The approach to the sociology of markets suggested in this article seeks to understand how coordination problems are solved in order to account for why, and under what conditions, markets become successful devices for the organization of economic activities. The concern is, on the one hand, with the constitution of actor preferences, which are explained based on normative, cultural, and social structural influences stemming from the social context in which market actors live. On the other hand, the sociology of markets aims to understand how market actors realize their preferences in the exchange process. Here they are confronted with two further coordination problems: competition and cooperation. Again, the assumption underlying the sociology of markets is that these problems are resolved based on the regulative influence of social macrostructures—institutions, social networks, and cognitive structures.

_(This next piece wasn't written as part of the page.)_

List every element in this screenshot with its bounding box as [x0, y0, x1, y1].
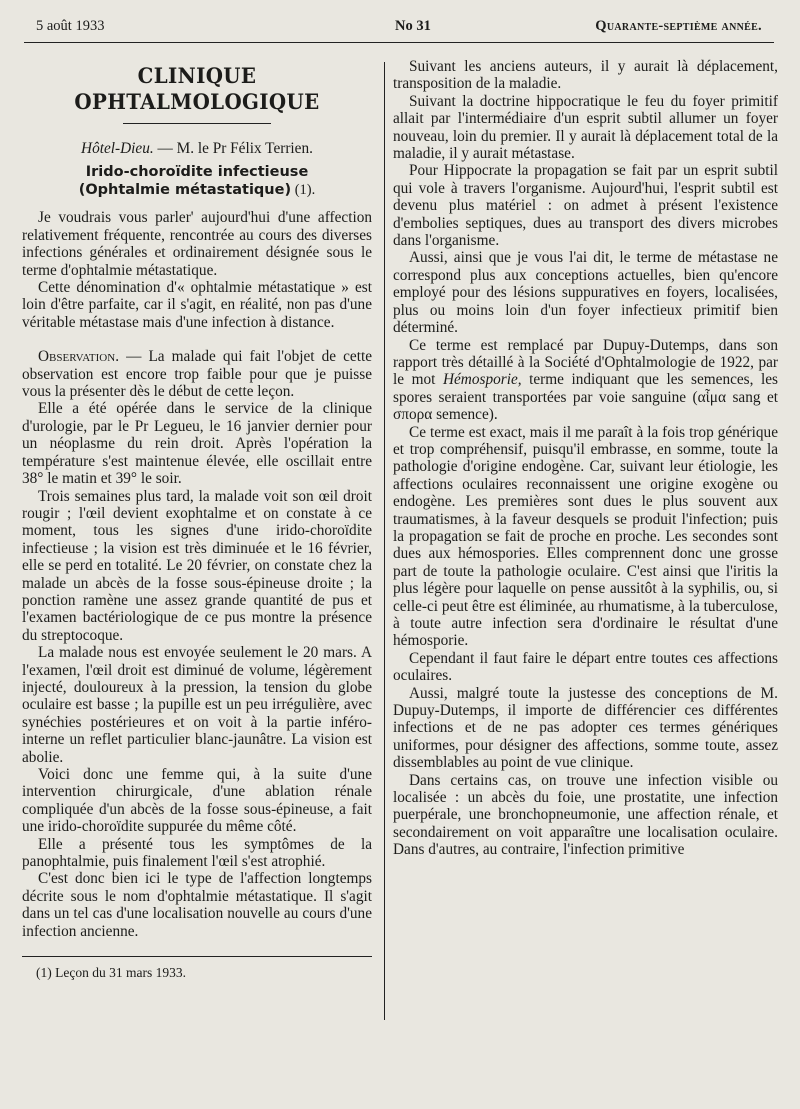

The challenge for the sociology of markets is to show how these structural forces actually influence market outcomes, and to explain in detail how the macrostructures emerge, stabilize, and change in processes of social interaction. Contrary to economic institutionalism, it is not assumed that social macrostructures can be explained by the efficiency concerns of market actors. It is not just the complexities of decision-making, but also collective action dilemmas and the historicity of institutions and networks that refute this reductionist view. Instead, social macrostructures are seen as historical manifestations of material and ideal interests of actors commanding the social and political power to shape market fields. The development of the macrostructures prevailing in markets needs to be understood as a political, social, and cultural process which can be explained only by following the historical development of the evolution of specific markets.

Just as the influence of institutions, networks, and cognition on the interaction processes of market exchange is an important field for the sociology of markets, so is the emergence and change of these structures. How do actors’ preferences interact with the social macrostructures that form the conditions for action in the exchange process? We have little systematic knowledge of how social macrostructures translate into preferences and the behavior of actors. It is not enough to look at social macrostructures as constraints on action, and explain outcomes as rational or culturally infused responses to these constraints. Neither rationalist interpretations nor cultural and morphological determinism do justice to the contingency of interpretations of social macrostructures by agents (Jagd 2007: 78). Although the meaning that a social situation attains for actors, as well as their reactions, are influenced by cultural templates, institutions, or network positions, they are not determined by them. These issues can be explored by studying diverse markets empirically and historically with an eye to the coordination problems discussed here. The broadest objective of this undertaking is to develop a “sociological theory of economic action” (Weber 1978 Vol. 1: 68).